I would like to show the following:
$$\lim_{y \to +\infty} \left[\frac{1}{\sqrt{\pi}e^{y^2}(1-\text{erf}(y))}-y\right]=0.$$
Here $$\text{erf}(y)= \frac{2}{\sqrt{\pi}} \int_{0}^{y}e^{-x^2}dx$$ denotes the error-function. In fact I would like to have that $\lim\limits_{y \to +\infty} [\mathbb{E}(X\mid X \geq y)- y]=0$ provided that $X \sim \mathcal{N} (0,\frac{1}{\sqrt{2}})$. Since $$\mathbb{E}(X\mid X \geq y)= \frac{\int_{y}^\infty xe^{-x^2} dx}{\int_{y}^\infty e^{-x^2} dx}=\frac{\frac{1}{2}e^{-y^2}}{\frac{2}{\sqrt{\pi}}(1-\text{erf}(y))}=\frac{1}{\sqrt{\pi}e^{y^2}(1-\text{erf}(y))}$$ the second limit should then reduce to the first one in the yellow box.
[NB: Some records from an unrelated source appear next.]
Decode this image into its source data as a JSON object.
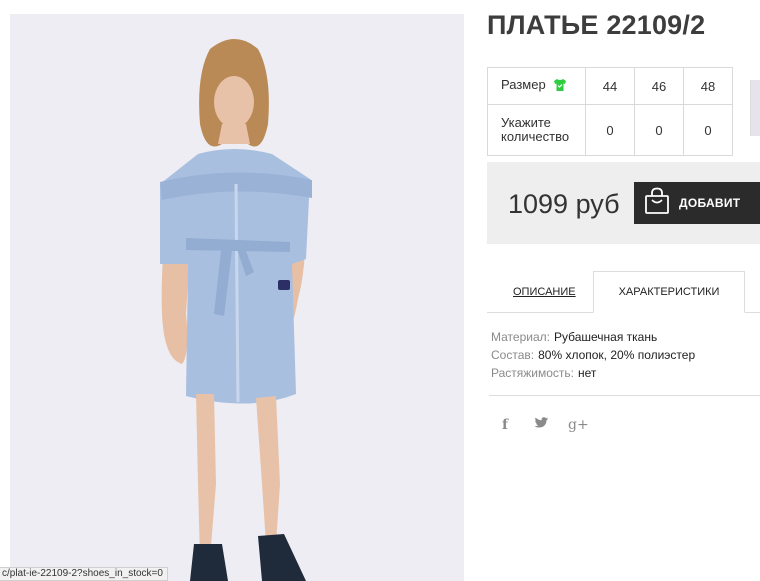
{
  "product": {
    "title": "ПЛАТЬЕ 22109/2",
    "image_icon": "product-photo-woman-blue-striped-shirt-dress"
  },
  "sizes": {
    "size_label": "Размер",
    "size_icon": "tshirt-icon",
    "size_icon_color": "#2ecc40",
    "values": [
      "44",
      "46",
      "48"
    ],
    "qty_label_line1": "Укажите",
    "qty_label_line2": "количество",
    "quantities": [
      "0",
      "0",
      "0"
    ]
  },
  "buy": {
    "price": "1099 руб",
    "add_label": "ДОБАВИТ",
    "cart_icon": "shopping-bag-icon",
    "button_color": "#2b2b2b"
  },
  "tabs": {
    "description": "ОПИСАНИЕ",
    "characteristics": "ХАРАКТЕРИСТИКИ"
  },
  "characteristics": [
    {
      "key": "Материал:",
      "value": "Рубашечная ткань"
    },
    {
      "key": "Состав:",
      "value": "80% хлопок, 20% полиэстер"
    },
    {
      "key": "Растяжимость:",
      "value": "нет"
    }
  ],
  "social": {
    "facebook": "f",
    "twitter_icon": "twitter-bird-icon",
    "googleplus": "g+"
  },
  "statusbar": {
    "url": "c/plat-ie-22109-2?shoes_in_stock=0"
  }
}
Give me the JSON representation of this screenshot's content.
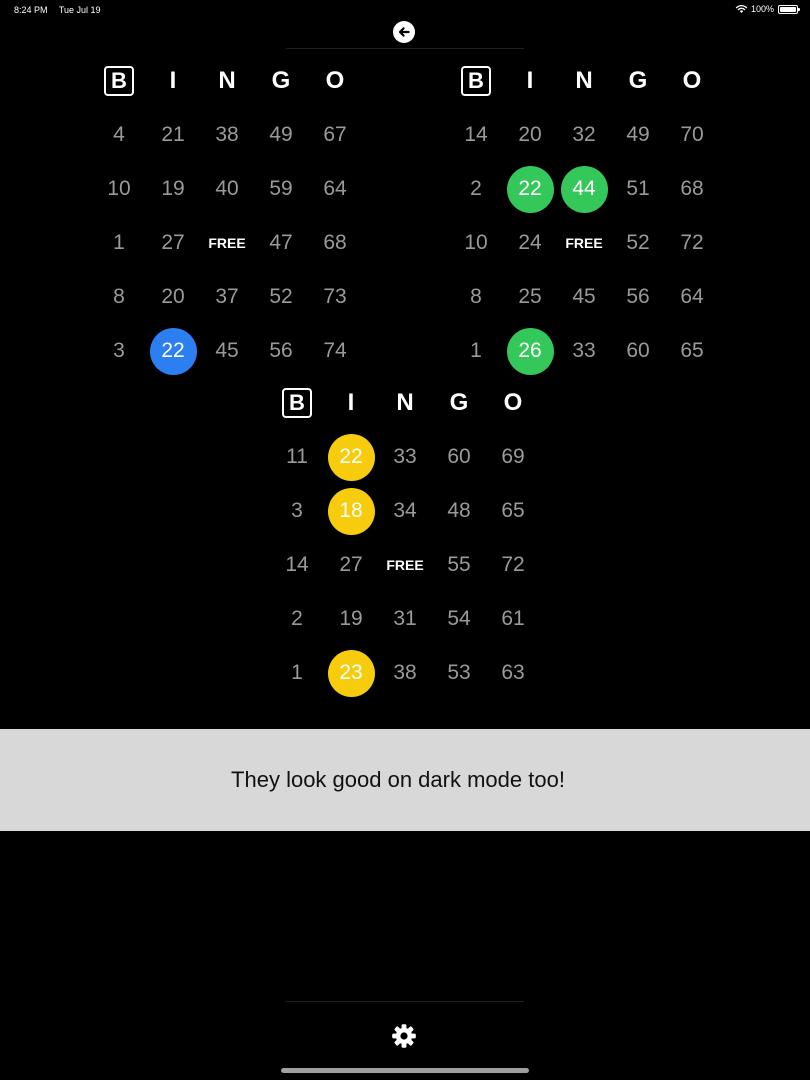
{
  "status_bar": {
    "time": "8:24 PM",
    "date": "Tue Jul 19",
    "battery": "100%"
  },
  "colors": {
    "blue": "#2b7ff0",
    "green": "#34c759",
    "yellow": "#f7cc0c",
    "number_gray": "#9a9a9a"
  },
  "icons": {
    "back": "arrow-left-circle-icon",
    "settings": "gear-icon",
    "wifi": "wifi-icon",
    "battery": "battery-icon"
  },
  "cards": [
    {
      "headers": [
        "B",
        "I",
        "N",
        "G",
        "O"
      ],
      "rows": [
        [
          "4",
          "21",
          "38",
          "49",
          "67"
        ],
        [
          "10",
          "19",
          "40",
          "59",
          "64"
        ],
        [
          "1",
          "27",
          "FREE",
          "47",
          "68"
        ],
        [
          "8",
          "20",
          "37",
          "52",
          "73"
        ],
        [
          "3",
          "22",
          "45",
          "56",
          "74"
        ]
      ],
      "marked": [
        {
          "row": 4,
          "col": 1,
          "color": "blue"
        }
      ]
    },
    {
      "headers": [
        "B",
        "I",
        "N",
        "G",
        "O"
      ],
      "rows": [
        [
          "14",
          "20",
          "32",
          "49",
          "70"
        ],
        [
          "2",
          "22",
          "44",
          "51",
          "68"
        ],
        [
          "10",
          "24",
          "FREE",
          "52",
          "72"
        ],
        [
          "8",
          "25",
          "45",
          "56",
          "64"
        ],
        [
          "1",
          "26",
          "33",
          "60",
          "65"
        ]
      ],
      "marked": [
        {
          "row": 1,
          "col": 1,
          "color": "green"
        },
        {
          "row": 1,
          "col": 2,
          "color": "green"
        },
        {
          "row": 4,
          "col": 1,
          "color": "green"
        }
      ]
    },
    {
      "headers": [
        "B",
        "I",
        "N",
        "G",
        "O"
      ],
      "rows": [
        [
          "11",
          "22",
          "33",
          "60",
          "69"
        ],
        [
          "3",
          "18",
          "34",
          "48",
          "65"
        ],
        [
          "14",
          "27",
          "FREE",
          "55",
          "72"
        ],
        [
          "2",
          "19",
          "31",
          "54",
          "61"
        ],
        [
          "1",
          "23",
          "38",
          "53",
          "63"
        ]
      ],
      "marked": [
        {
          "row": 0,
          "col": 1,
          "color": "yellow"
        },
        {
          "row": 1,
          "col": 1,
          "color": "yellow"
        },
        {
          "row": 4,
          "col": 1,
          "color": "yellow"
        }
      ]
    }
  ],
  "caption": "They look good on dark mode too!"
}
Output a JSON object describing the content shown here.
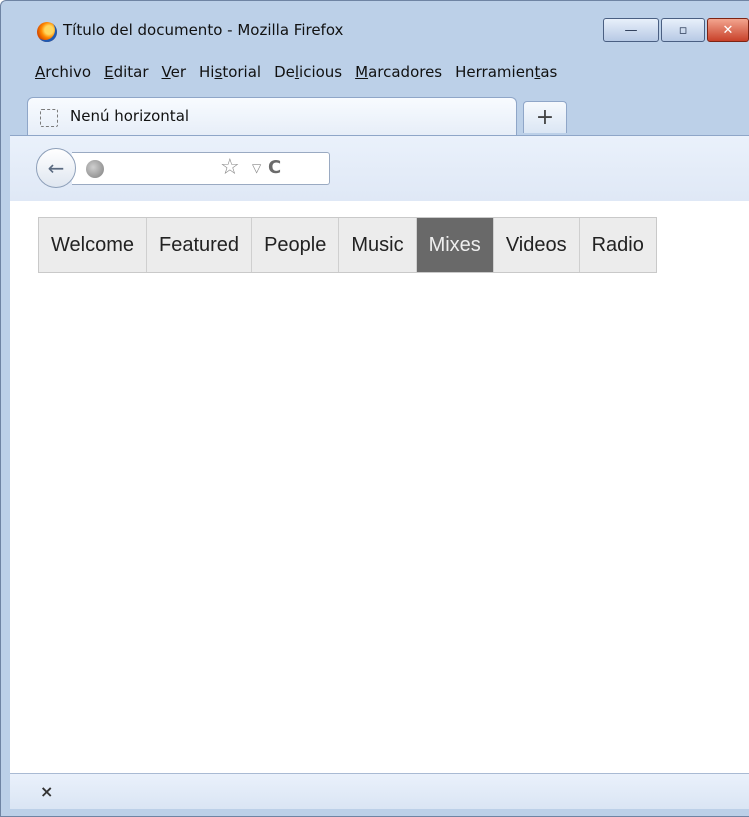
{
  "window": {
    "title": "Título del documento - Mozilla Firefox",
    "controls": {
      "minimize": "—",
      "maximize": "▫",
      "close": "✕"
    }
  },
  "menubar": {
    "items": [
      {
        "pre": "",
        "accel": "A",
        "post": "rchivo"
      },
      {
        "pre": "",
        "accel": "E",
        "post": "ditar"
      },
      {
        "pre": "",
        "accel": "V",
        "post": "er"
      },
      {
        "pre": "Hi",
        "accel": "s",
        "post": "torial"
      },
      {
        "pre": "De",
        "accel": "l",
        "post": "icious"
      },
      {
        "pre": "",
        "accel": "M",
        "post": "arcadores"
      },
      {
        "pre": "Herramien",
        "accel": "t",
        "post": "as"
      }
    ]
  },
  "tabs": {
    "active_label": "Nenú horizontal",
    "new_tab_label": "+"
  },
  "navbar": {
    "back_icon": "←",
    "url_value": "",
    "star_icon": "☆",
    "dropdown_icon": "▽",
    "reload_icon": "C"
  },
  "page_menu": {
    "items": [
      "Welcome",
      "Featured",
      "People",
      "Music",
      "Mixes",
      "Videos",
      "Radio"
    ],
    "active": "Mixes"
  },
  "statusbar": {
    "close_label": "×"
  }
}
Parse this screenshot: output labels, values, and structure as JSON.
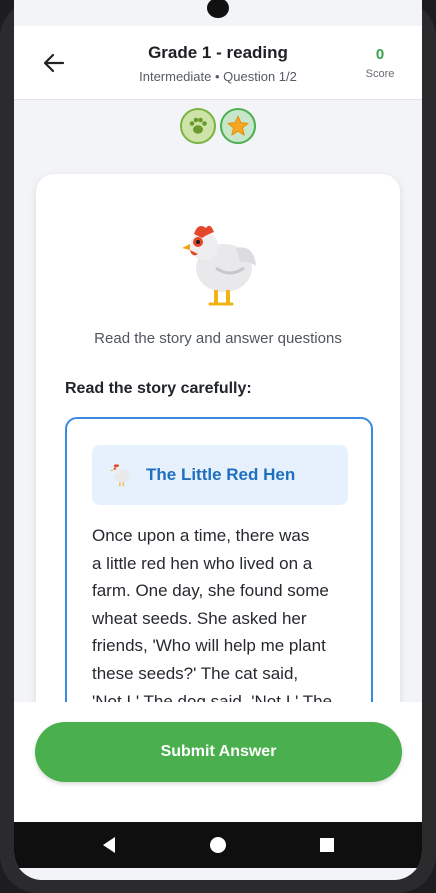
{
  "header": {
    "title": "Grade 1 - reading",
    "subtitle": "Intermediate • Question 1/2",
    "score_value": "0",
    "score_label": "Score",
    "back_icon": "arrow-left-icon"
  },
  "badges": [
    {
      "icon": "paw-icon",
      "color": "#7bb342"
    },
    {
      "icon": "star-icon",
      "color": "#f5a623"
    }
  ],
  "card": {
    "illustration": "hen-icon",
    "caption": "Read the story and answer questions",
    "section_title": "Read the story carefully:"
  },
  "story": {
    "icon": "hen-icon",
    "title": "The Little Red Hen",
    "lines": [
      "Once upon a time, there was",
      "a little red hen who lived on a",
      "farm. One day, she found some",
      "wheat seeds. She asked her",
      "friends, 'Who will help me plant",
      "these seeds?' The cat said,",
      "'Not I.' The dog said, 'Not I.' The"
    ]
  },
  "actions": {
    "submit_label": "Submit Answer"
  },
  "colors": {
    "accent_green": "#49b04d",
    "story_blue": "#1e6fbf",
    "score_green": "#35a54a"
  },
  "system_nav": {
    "back_icon": "triangle-back-icon",
    "home_icon": "circle-home-icon",
    "recents_icon": "square-recents-icon"
  }
}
Since $erf(y)$ cannot be stated explicitely with elementary functions I tried to use approximizations of it but it seems that it is not enough to allow errors up to a constant (although the constant is tiny) to show that the limit is zero. I tried the ones given here: https://en.wikipedia.org./wiki/Error_function#Approximation_with_elementary_functions.
I think that intuitively the statments should be correct because of the strong descent of the Gaussian function $e^{-x^2}$ when approaching infinity: The bigger $y$ is the more I expect $\mathbb{E}(X\mid X \geq y)$ to be close to $y$.